On the other hand I don't think the end user should have to
scratch his head to find the length of a range, especially if
it's not trivial to get (say, O(log n) kind of case). Therefore
exposing a method in any case seems the best from an API
perspective.
But to avoid the performance issues mentionned earlier it means
it should bear a different name (get/setLength comes to mind). I
believe this is the same kind of issue that lead to having "in"

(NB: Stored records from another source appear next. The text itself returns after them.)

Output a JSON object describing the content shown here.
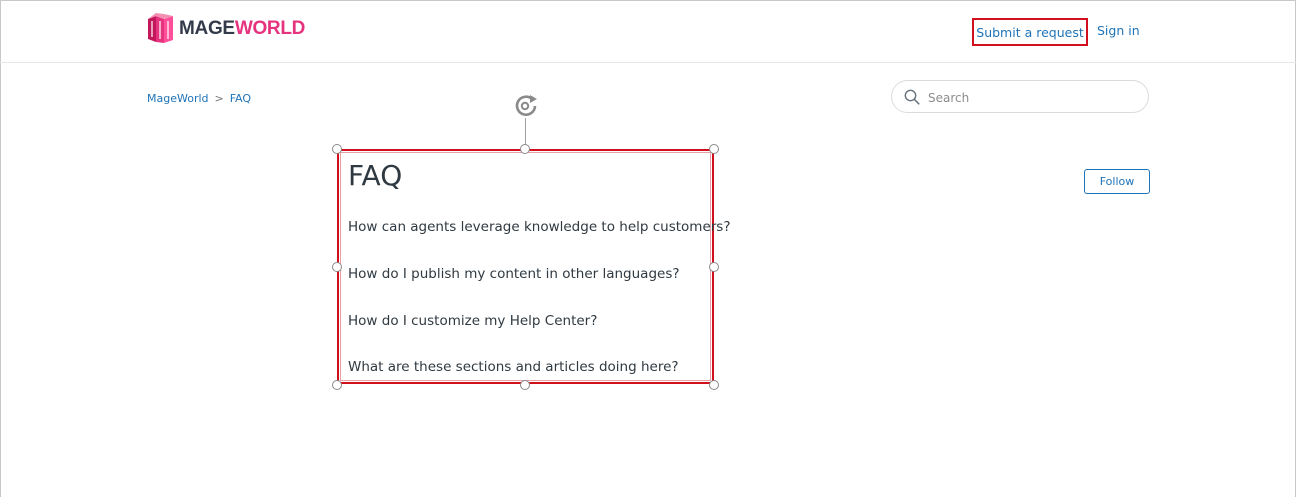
{
  "header": {
    "logo_text_part1": "MAGE",
    "logo_text_part2": "WORLD",
    "submit_request_label": "Submit a request",
    "sign_in_label": "Sign in"
  },
  "breadcrumb": {
    "items": [
      "MageWorld",
      "FAQ"
    ],
    "separator": ">"
  },
  "search": {
    "placeholder": "Search",
    "value": ""
  },
  "section": {
    "title": "FAQ",
    "follow_label": "Follow",
    "articles": [
      "How can agents leverage knowledge to help customers?",
      "How do I publish my content in other languages?",
      "How do I customize my Help Center?",
      "What are these sections and articles doing here?"
    ]
  },
  "colors": {
    "link": "#1f73b7",
    "highlight_border": "#d0101c",
    "brand_pink": "#e5337e",
    "brand_dark": "#333b4a"
  },
  "icons": [
    "mageworld-logo-icon",
    "search-icon",
    "rotate-icon"
  ]
}
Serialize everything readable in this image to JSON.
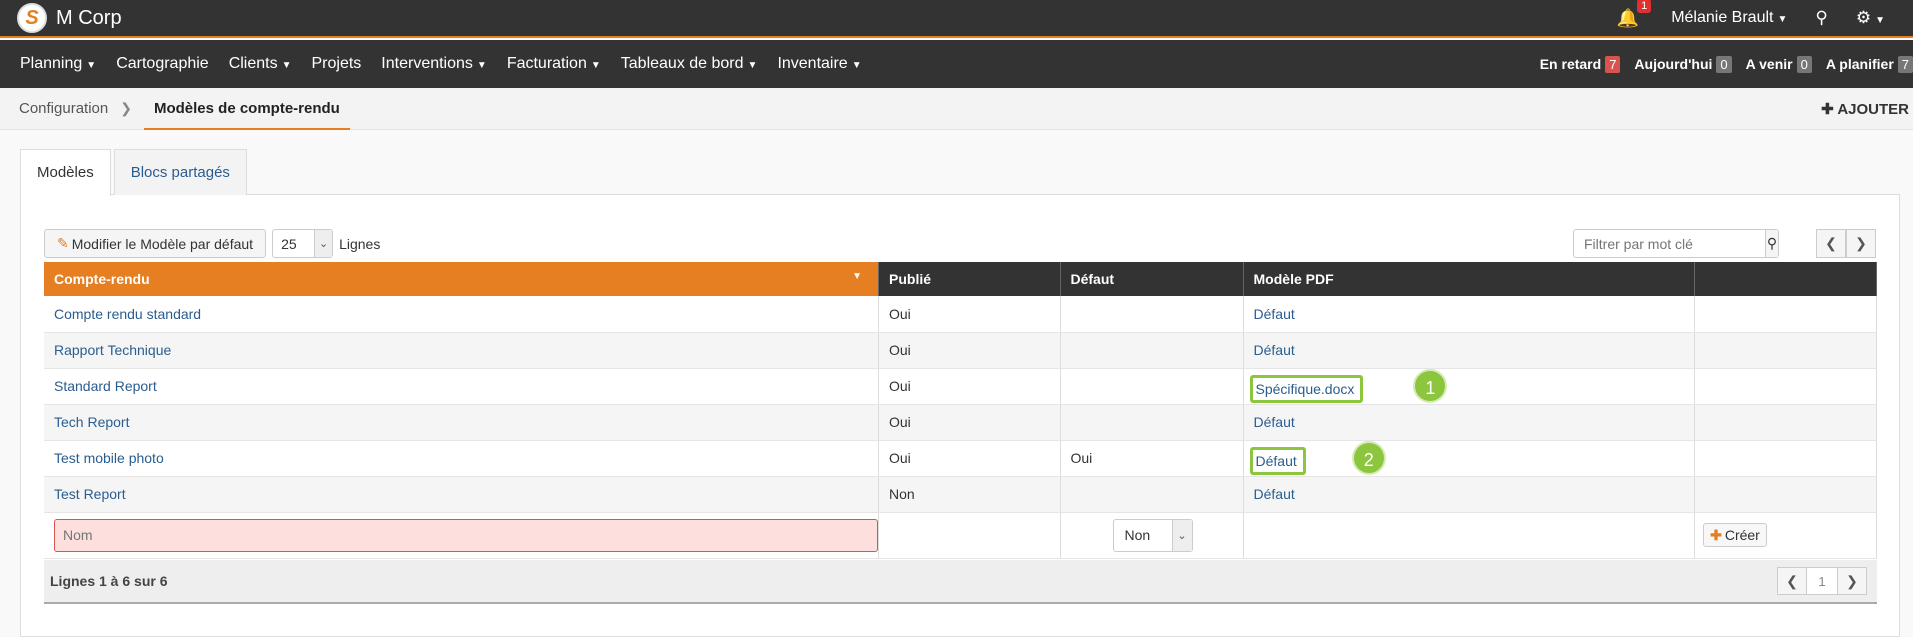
{
  "app": {
    "logo_letter": "S",
    "name": "M Corp"
  },
  "topbar": {
    "notifications_count": "1",
    "user_name": "Mélanie Brault",
    "search_icon": "search-icon",
    "settings_icon": "gear-icon"
  },
  "nav": {
    "items": [
      "Planning",
      "Cartographie",
      "Clients",
      "Projets",
      "Interventions",
      "Facturation",
      "Tableaux de bord",
      "Inventaire"
    ],
    "counters": [
      {
        "label": "En retard",
        "count": "7",
        "color": "#d9534f"
      },
      {
        "label": "Aujourd'hui",
        "count": "0",
        "color": "#777777"
      },
      {
        "label": "A venir",
        "count": "0",
        "color": "#777777"
      },
      {
        "label": "A planifier",
        "count": "7",
        "color": "#777777"
      }
    ]
  },
  "breadcrumb": {
    "parent": "Configuration",
    "current": "Modèles de compte-rendu",
    "add_label": "AJOUTER"
  },
  "tabs": [
    "Modèles",
    "Blocs partagés"
  ],
  "toolbar": {
    "edit_default_label": "Modifier le Modèle par défaut",
    "page_size": "25",
    "lines_label": "Lignes",
    "filter_placeholder": "Filtrer par mot clé"
  },
  "table": {
    "headers": [
      "Compte-rendu",
      "Publié",
      "Défaut",
      "Modèle PDF",
      ""
    ],
    "rows": [
      {
        "name": "Compte rendu standard",
        "published": "Oui",
        "default": "",
        "pdf": "Défaut"
      },
      {
        "name": "Rapport Technique",
        "published": "Oui",
        "default": "",
        "pdf": "Défaut"
      },
      {
        "name": "Standard Report",
        "published": "Oui",
        "default": "",
        "pdf": "Spécifique.docx"
      },
      {
        "name": "Tech Report",
        "published": "Oui",
        "default": "",
        "pdf": "Défaut"
      },
      {
        "name": "Test mobile photo",
        "published": "Oui",
        "default": "Oui",
        "pdf": "Défaut"
      },
      {
        "name": "Test Report",
        "published": "Non",
        "default": "",
        "pdf": "Défaut"
      }
    ],
    "new_row": {
      "name_placeholder": "Nom",
      "default_value": "Non",
      "create_label": "Créer"
    }
  },
  "markers": [
    "1",
    "2"
  ],
  "footer": {
    "summary": "Lignes 1 à 6 sur 6",
    "page": "1"
  },
  "colors": {
    "accent": "#e67e22",
    "highlight": "#8cc63f",
    "link": "#2a5d8f"
  }
}
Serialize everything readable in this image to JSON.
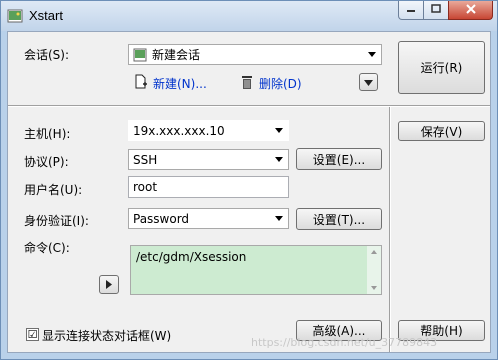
{
  "window": {
    "title": "Xstart"
  },
  "session": {
    "label": "会话(S):",
    "value": "新建会话",
    "new_label": "新建(N)...",
    "delete_label": "删除(D)",
    "run_label": "运行(R)"
  },
  "host": {
    "label": "主机(H):",
    "value": "19x.xxx.xxx.10"
  },
  "protocol": {
    "label": "协议(P):",
    "value": "SSH",
    "settings_label": "设置(E)..."
  },
  "save_label": "保存(V)",
  "username": {
    "label": "用户名(U):",
    "value": "root"
  },
  "auth": {
    "label": "身份验证(I):",
    "value": "Password",
    "settings_label": "设置(T)..."
  },
  "command": {
    "label": "命令(C):",
    "value": "/etc/gdm/Xsession"
  },
  "show_status": {
    "label": "显示连接状态对话框(W)",
    "checked": "☑"
  },
  "advanced_label": "高级(A)...",
  "help_label": "帮助(H)",
  "watermark": "https://blog.csdn.net/u_37789843"
}
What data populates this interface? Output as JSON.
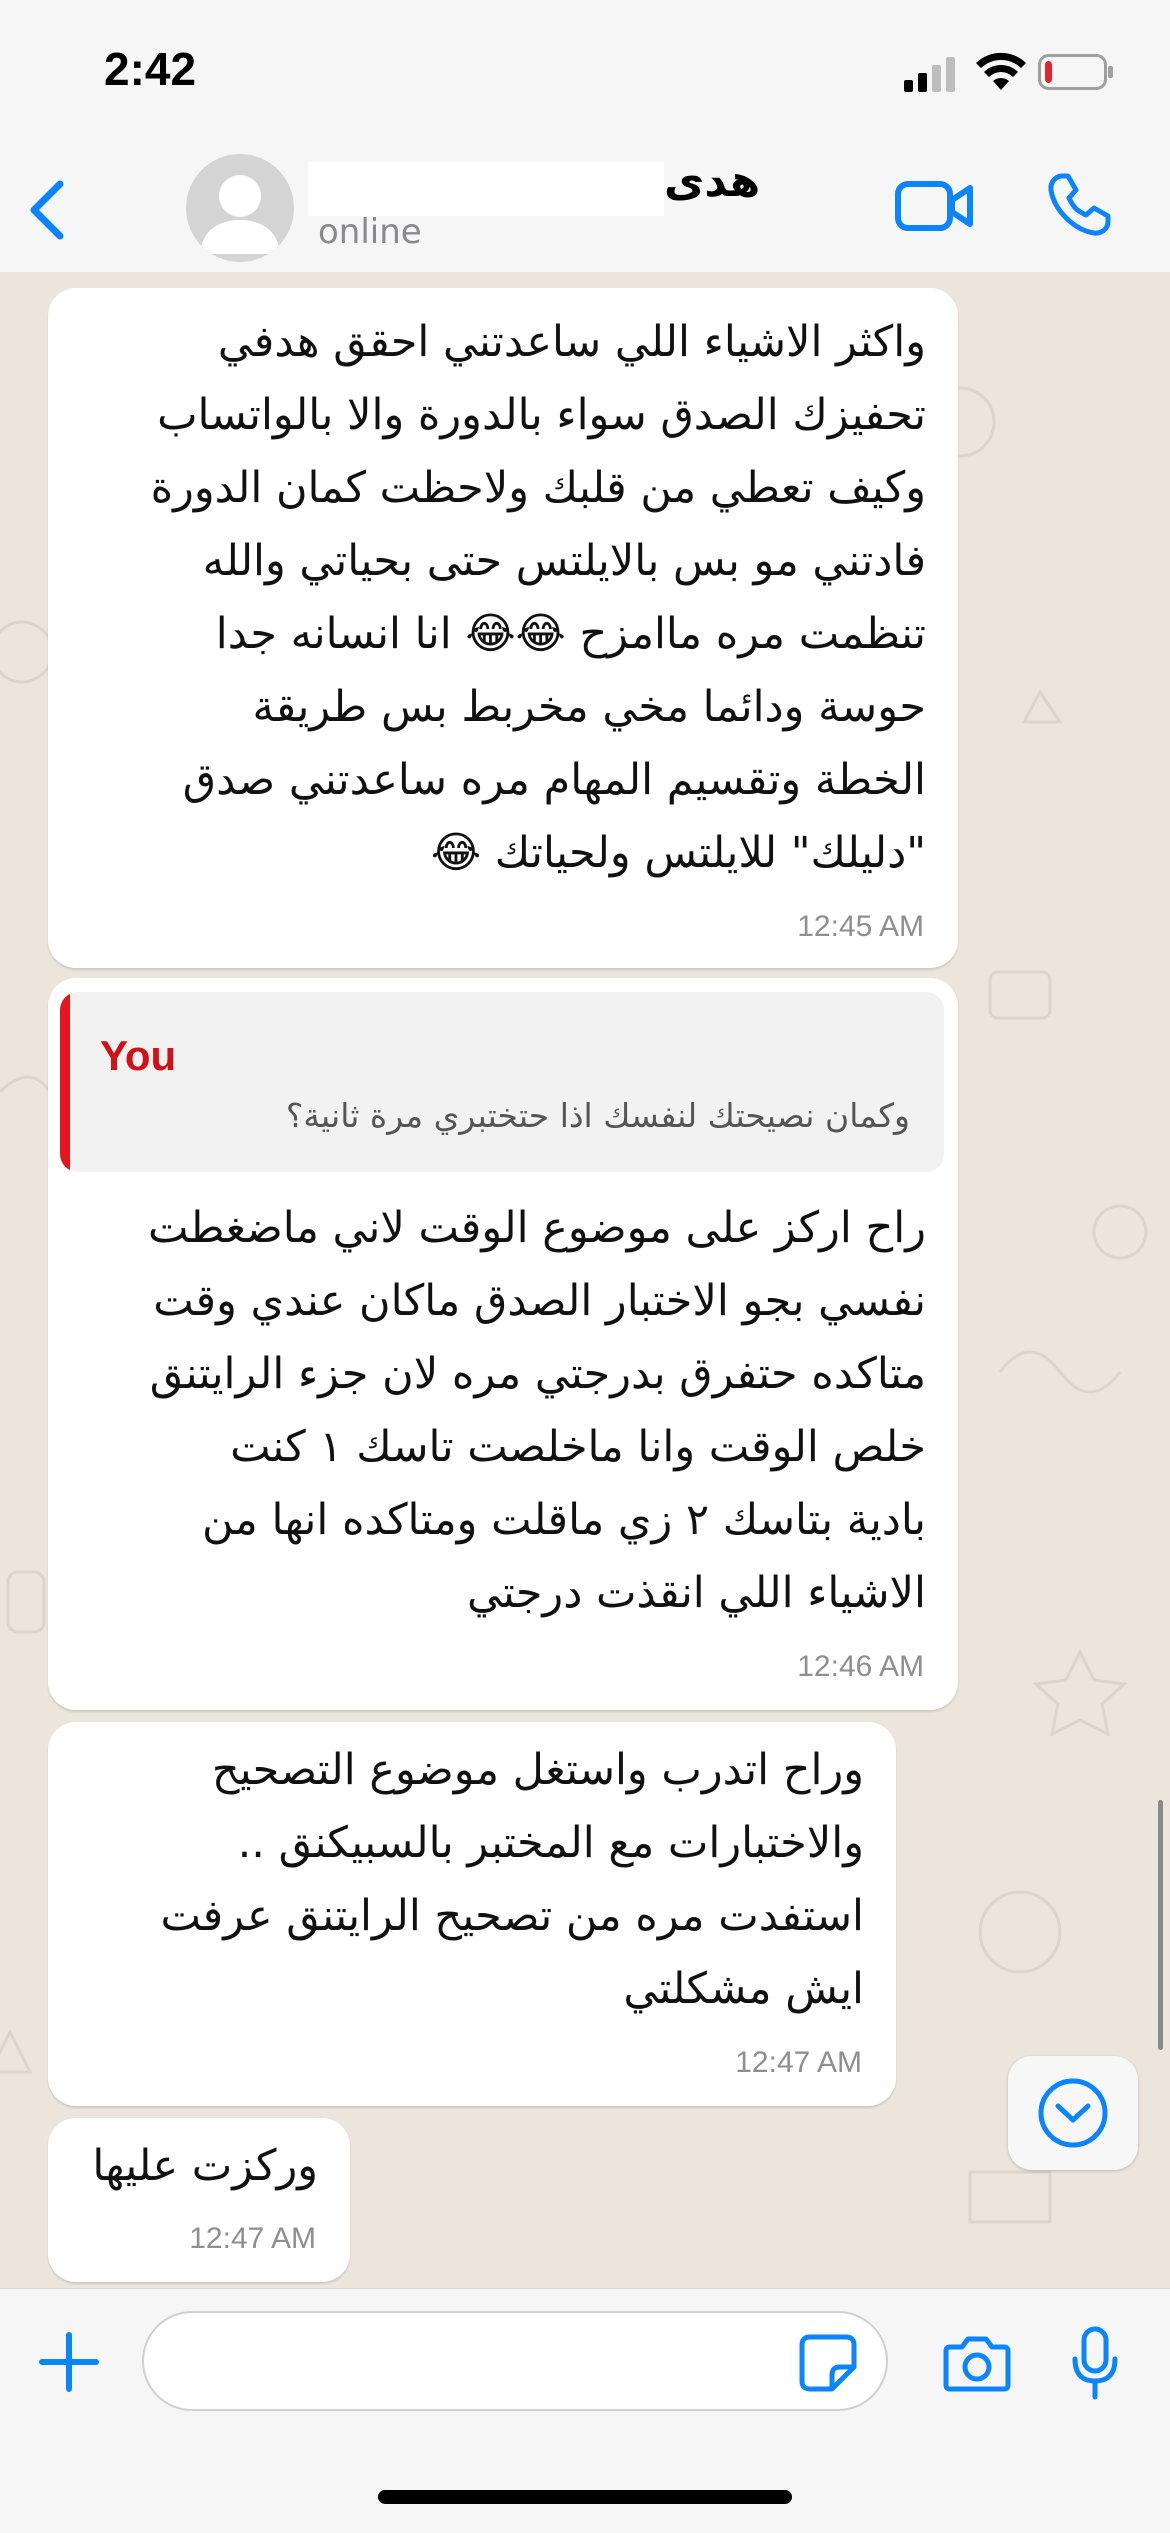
{
  "status_bar": {
    "time": "2:42",
    "battery_level": 0.12
  },
  "header": {
    "contact_name": "هدى",
    "presence": "online",
    "back_icon": "chevron-left-icon",
    "video_icon": "video-camera-icon",
    "phone_icon": "phone-icon",
    "accent_color": "#0a84ff"
  },
  "messages": [
    {
      "text": "واكثر الاشياء اللي ساعدتني احقق هدفي\nتحفيزك الصدق سواء بالدورة والا بالواتساب\nوكيف تعطي من قلبك ولاحظت كمان الدورة\nفادتني مو بس بالايلتس حتى بحياتي والله\nتنظمت مره ماامزح 😂😂 انا انسانه جدا\nحوسة ودائما مخي مخربط بس طريقة\nالخطة وتقسيم المهام مره ساعدتني صدق\n\"دليلك\" للايلتس ولحياتك 😂",
      "time": "12:45 AM"
    },
    {
      "reply_author": "You",
      "reply_text": "وكمان نصيحتك لنفسك اذا حتختبري مرة ثانية؟",
      "text": "راح اركز على موضوع الوقت لاني ماضغطت\nنفسي بجو الاختبار الصدق ماكان عندي وقت\nمتاكده حتفرق بدرجتي مره لان جزء الرايتنق\nخلص الوقت وانا ماخلصت تاسك ١ كنت\nبادية بتاسك ٢ زي ماقلت ومتاكده انها من\nالاشياء اللي انقذت درجتي",
      "time": "12:46 AM"
    },
    {
      "text": "وراح اتدرب واستغل موضوع التصحيح\nوالاختبارات مع المختبر بالسبيكنق ..\nاستفدت مره من تصحيح الرايتنق عرفت\nايش مشكلتي",
      "time": "12:47 AM"
    },
    {
      "text": "وركزت عليها",
      "time": "12:47 AM"
    }
  ],
  "input_bar": {
    "message_value": "",
    "plus_icon": "plus-icon",
    "sticker_icon": "sticker-icon",
    "camera_icon": "camera-icon",
    "mic_icon": "microphone-icon"
  }
}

for associative arrays but not regular ones. However this also
leads to less coherent APIs in contradiction with the principle
of least surprise.
In retrospect since only "unexpected" calls to such methods cause
the issue I wonder if it wouldn't be best to have an UDA saying
"Hey, please, this method is costly, if you're a generic template
performing introspection you should probably not call me". And
writing that Andrei's work on complexity annotations comes to
mind. Anyway, I don't think the user should use different names
just to alleviate an issue on the library side but the
alternative would be costly to put in place...
Any thoughts?